Passage
And when the days of his mourning were past, Joseph spoke to the house of Pharaoh, saying, If now I have found favour in your eyes, speak, I pray you, in the ears of Pharaoh, saying,
And when the days of his mourning were past, Joseph spoke to the house of Pharaoh, saying, If now I have found favour in your eyes, speak, I pray you, in the ears of Pharaoh, saying,
Genesis 50:2 And Joseph commanded his servants the physicians to embalm his father. And the physicians embalmed Israel.
Genesis 50:3 And forty days were fulfilled for him; for so are fulfilled the days of those who are embalmed. And the Egyptians mourned for him seventy days.
Genesis 50:4 And when the days of his mourning were past, Joseph spoke to the house of Pharaoh, saying, If now I have found favour in your eyes, speak, I pray you, in the ears of Pharaoh, saying,
Genesis 50:5 My father made me swear, saying, Behold, I die; in my grave which I have dug myself in the land of Canaan, there shalt thou bury me. And now, let me go up, I pray thee, that I may bury my father; and I will come again.
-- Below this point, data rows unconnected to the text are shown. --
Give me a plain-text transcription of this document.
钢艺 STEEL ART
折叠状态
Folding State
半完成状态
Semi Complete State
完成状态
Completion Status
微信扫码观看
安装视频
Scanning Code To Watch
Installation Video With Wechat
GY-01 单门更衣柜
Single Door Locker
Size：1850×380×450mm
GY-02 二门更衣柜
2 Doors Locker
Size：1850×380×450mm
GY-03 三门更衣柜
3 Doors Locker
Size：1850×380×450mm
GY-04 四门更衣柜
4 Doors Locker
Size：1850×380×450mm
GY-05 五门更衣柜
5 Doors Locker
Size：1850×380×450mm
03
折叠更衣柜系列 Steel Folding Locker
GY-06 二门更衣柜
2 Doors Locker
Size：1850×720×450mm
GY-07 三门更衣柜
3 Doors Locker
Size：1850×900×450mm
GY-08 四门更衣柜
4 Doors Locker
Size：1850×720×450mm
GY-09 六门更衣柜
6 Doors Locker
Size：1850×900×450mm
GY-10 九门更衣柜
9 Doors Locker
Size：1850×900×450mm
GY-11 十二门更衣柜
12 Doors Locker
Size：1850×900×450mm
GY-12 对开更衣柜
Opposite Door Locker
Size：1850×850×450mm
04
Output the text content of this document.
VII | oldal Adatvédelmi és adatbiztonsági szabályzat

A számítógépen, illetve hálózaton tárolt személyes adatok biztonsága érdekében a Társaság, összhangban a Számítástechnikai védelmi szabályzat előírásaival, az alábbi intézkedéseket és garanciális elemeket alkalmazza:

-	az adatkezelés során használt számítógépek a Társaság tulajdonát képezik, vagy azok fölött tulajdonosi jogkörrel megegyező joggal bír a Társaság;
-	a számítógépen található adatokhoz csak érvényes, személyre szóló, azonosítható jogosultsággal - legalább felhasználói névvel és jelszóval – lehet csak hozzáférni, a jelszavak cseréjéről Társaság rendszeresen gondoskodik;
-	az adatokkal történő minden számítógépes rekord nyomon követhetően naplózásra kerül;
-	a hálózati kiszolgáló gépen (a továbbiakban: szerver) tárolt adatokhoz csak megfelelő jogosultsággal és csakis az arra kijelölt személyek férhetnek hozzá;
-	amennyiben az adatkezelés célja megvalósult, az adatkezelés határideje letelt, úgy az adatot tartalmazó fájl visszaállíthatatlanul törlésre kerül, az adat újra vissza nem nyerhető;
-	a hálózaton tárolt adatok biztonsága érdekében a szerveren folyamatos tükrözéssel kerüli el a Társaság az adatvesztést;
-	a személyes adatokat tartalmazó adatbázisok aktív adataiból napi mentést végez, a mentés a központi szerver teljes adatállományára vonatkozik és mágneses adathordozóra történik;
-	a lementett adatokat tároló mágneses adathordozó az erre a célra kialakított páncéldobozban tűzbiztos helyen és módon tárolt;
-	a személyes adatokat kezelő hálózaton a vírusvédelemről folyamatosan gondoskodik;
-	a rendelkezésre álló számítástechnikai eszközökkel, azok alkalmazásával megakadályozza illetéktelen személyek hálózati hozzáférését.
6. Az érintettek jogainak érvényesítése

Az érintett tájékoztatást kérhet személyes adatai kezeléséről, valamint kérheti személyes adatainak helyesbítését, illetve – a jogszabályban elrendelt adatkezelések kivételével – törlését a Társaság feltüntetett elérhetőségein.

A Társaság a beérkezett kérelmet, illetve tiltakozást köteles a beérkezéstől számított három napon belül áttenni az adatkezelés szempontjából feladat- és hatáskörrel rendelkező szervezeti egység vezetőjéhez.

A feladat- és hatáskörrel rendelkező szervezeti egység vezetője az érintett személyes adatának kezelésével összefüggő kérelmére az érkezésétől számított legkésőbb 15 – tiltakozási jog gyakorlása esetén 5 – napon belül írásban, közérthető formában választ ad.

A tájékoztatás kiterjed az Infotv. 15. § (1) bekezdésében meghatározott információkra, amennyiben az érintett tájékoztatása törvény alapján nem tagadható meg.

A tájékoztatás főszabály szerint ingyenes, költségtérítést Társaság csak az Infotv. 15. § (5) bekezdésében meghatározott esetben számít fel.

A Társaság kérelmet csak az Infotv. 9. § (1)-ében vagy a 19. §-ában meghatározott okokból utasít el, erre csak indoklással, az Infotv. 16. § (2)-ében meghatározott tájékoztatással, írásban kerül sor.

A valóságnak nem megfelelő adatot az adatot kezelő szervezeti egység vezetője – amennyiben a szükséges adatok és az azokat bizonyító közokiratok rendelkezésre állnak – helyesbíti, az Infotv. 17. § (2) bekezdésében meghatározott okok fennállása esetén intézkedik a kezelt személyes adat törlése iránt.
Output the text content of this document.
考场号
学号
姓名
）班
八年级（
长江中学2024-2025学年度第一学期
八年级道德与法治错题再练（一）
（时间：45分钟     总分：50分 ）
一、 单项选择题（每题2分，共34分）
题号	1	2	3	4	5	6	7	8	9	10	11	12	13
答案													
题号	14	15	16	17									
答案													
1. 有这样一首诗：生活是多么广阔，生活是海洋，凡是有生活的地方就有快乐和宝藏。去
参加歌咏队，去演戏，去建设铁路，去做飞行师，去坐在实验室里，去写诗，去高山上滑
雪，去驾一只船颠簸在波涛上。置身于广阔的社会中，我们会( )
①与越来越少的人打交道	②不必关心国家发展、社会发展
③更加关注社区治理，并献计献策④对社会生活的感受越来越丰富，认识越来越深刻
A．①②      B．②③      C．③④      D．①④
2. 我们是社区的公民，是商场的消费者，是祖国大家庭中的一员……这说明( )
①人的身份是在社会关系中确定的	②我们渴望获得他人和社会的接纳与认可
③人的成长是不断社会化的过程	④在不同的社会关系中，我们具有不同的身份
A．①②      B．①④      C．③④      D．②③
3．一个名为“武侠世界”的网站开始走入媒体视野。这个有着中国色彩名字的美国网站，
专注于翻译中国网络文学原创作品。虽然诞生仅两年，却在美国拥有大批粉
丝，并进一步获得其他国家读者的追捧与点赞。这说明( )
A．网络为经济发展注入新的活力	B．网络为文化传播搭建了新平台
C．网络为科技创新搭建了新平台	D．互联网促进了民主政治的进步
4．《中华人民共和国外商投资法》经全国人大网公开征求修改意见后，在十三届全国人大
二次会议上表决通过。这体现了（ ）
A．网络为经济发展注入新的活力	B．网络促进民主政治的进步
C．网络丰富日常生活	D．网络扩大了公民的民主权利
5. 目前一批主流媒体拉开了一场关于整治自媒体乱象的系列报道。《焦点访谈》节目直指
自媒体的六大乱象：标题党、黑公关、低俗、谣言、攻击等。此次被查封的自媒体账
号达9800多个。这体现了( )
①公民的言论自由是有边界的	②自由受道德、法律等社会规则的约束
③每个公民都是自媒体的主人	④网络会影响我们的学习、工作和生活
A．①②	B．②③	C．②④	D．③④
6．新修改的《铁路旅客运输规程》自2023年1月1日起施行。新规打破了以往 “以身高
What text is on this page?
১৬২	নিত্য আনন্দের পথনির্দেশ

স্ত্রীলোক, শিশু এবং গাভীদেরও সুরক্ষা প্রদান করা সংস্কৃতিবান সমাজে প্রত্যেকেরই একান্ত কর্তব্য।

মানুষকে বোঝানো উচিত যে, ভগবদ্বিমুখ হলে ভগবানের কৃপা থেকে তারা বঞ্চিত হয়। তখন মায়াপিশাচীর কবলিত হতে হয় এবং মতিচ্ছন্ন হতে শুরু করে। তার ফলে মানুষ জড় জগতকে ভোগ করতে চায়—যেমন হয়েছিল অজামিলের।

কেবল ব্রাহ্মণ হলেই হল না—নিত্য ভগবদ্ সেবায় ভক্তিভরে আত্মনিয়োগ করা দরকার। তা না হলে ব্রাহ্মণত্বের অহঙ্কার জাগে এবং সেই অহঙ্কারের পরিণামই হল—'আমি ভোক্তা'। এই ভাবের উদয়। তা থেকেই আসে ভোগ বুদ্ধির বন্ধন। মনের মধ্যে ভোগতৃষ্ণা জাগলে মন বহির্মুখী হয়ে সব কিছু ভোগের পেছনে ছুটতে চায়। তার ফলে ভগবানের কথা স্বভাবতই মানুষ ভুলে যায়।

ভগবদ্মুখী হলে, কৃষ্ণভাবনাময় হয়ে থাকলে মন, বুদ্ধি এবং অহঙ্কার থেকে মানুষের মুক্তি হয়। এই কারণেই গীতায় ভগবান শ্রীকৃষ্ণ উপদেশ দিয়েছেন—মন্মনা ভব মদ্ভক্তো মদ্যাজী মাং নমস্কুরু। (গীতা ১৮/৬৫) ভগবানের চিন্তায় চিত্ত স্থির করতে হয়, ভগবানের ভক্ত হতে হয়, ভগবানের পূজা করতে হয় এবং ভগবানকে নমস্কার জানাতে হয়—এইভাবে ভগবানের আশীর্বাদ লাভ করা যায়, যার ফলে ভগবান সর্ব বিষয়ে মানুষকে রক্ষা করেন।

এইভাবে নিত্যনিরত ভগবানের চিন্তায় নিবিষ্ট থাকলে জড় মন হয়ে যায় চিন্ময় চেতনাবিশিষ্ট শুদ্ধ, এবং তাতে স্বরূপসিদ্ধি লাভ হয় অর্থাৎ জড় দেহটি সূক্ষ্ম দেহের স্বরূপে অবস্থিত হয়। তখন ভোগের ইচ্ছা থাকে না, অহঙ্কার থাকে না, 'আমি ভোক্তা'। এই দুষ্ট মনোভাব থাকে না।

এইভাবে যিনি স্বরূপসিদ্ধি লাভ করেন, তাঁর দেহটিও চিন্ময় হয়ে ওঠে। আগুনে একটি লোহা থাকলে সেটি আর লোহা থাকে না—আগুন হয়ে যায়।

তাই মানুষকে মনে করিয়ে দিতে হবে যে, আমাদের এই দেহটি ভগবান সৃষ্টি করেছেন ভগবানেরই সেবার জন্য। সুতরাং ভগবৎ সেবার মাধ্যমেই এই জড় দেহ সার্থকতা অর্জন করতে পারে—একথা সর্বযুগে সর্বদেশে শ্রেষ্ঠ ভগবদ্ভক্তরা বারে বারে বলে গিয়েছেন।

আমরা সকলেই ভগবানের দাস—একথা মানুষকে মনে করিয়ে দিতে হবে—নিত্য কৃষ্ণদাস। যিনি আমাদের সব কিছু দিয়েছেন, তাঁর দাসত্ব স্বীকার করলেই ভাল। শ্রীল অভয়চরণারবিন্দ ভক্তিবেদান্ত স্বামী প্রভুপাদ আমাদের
Genesis 50:6 And Pharaoh said, Go up and bury thy father, according as he made thee swear.
The verse centers on "days", "mourning", "past", "joseph", "spoke", "house", "pharaoh", and "saying". It is saying that the verse draws attention to "days" and "mourning", so its meaning should be read from those terms before moving to application.
The nearby context moves from verse 3's "And forty days were fulfilled for him..." into verse 5's "My father made me swear saying Behold...", so "days" and "mourning" belong inside that flow. In Genesis context, the local focus is creation, human rebellion, covenant promise, and God's providence.
A plain takeaway is to answer the verse's own emphasis on "days" and "mourning" with trust shaped by these words, not by a vague optimism outside the passage.